A opção pela língua inglesa foi uma decisão para evitar localizar a ação ou os cenários do filme, rodado em um castelo do século XIII de Apulia (sul da Itália) e outros da Sicília e Abruzzo.

O filme conta com um figurino suntuoso, belas paisagens, animais mitológicos e a trilha sonora eficaz do francês Alexandre Desplat.

O prazer do conto

Com momentos pesados - a rainha interpretada por Hayek chega a comer o coração de um monstro marinho -, a trama passa do horror às risadas em questão de segundos.
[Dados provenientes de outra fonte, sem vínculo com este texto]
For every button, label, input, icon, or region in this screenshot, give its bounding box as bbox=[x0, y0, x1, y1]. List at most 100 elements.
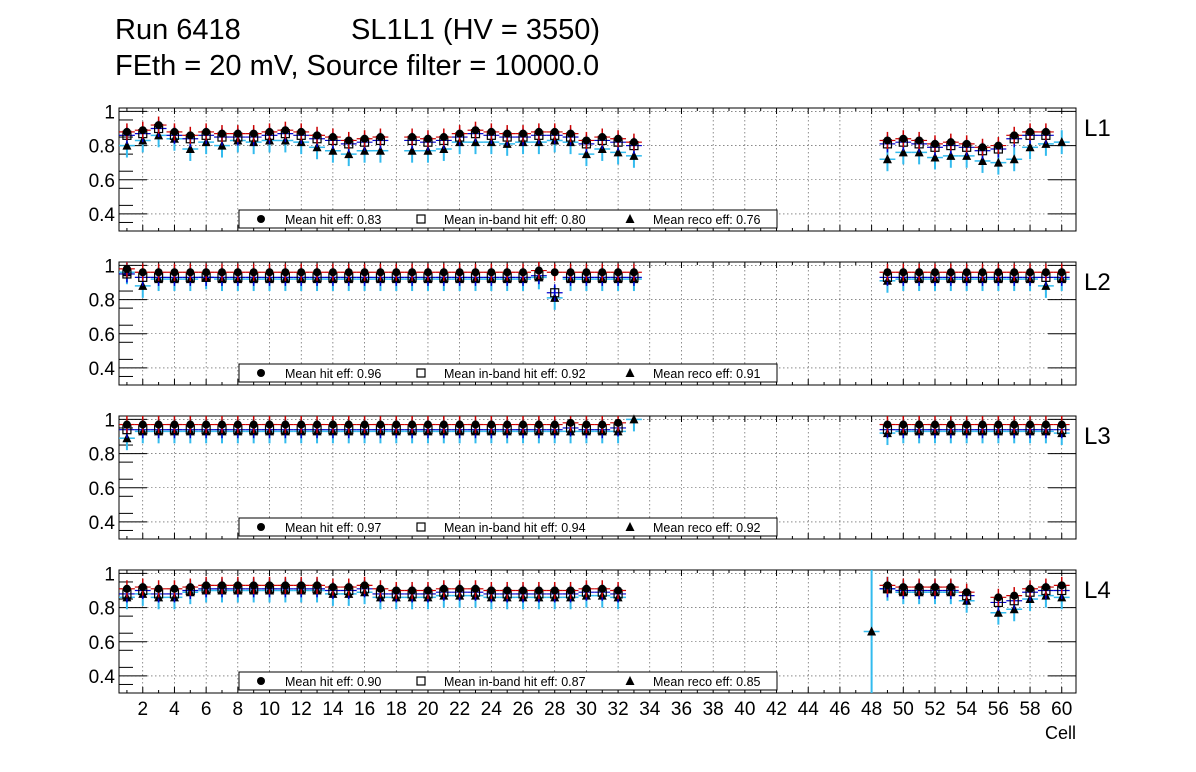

A atriz mexicana revelou detalhes das filmagens e contou que para esta cena, Garrone insistiu que dentro do coração gigante estivesse um coração animal real, além de outro alimentos.

"Foi asqueroso", disse.

"Por sorte, Valentina (sua filha de 7 anos) estava no set e disse: Mamãe, você pode ir lá atrás e botar tudo para fora!".

Com orçamento relativamente limitado, o filme do diretor de 46 anos pode causar estranheza aos espectadores acostumados com os efeitos especiais hollywoodianos.

Assim, o italiano optou por insistir no fascínio da narrativa fantasiosa, com várias surpresas, e no fascínio de contar a história.

"Um trabalho artesanal", disse Garrone.

O tratamento cru por Garrone, com toques de horror, violência e sexo, coloca o filme próximo de obras de fantasia para adultos, mais ao estilo da série "Game of Thrones" do que de filmes da Disney.

Hayek revelou ainda como é trabalhar com o cineasta italiano, que a fez repetir uma cena que ela considerava perfeita.

"Ele disse 'ficou bom, mas eu já vi em outro lugar'. Isto é o que mais define Mateo como diretor: a cena não tem apenas que ser boa, tem que ser sua", disse a atriz.

Além do filme italiano, a competição oficial também assiste nesta quinta-feira "Our Little Sister", do japonês Hirokazu Koreeda.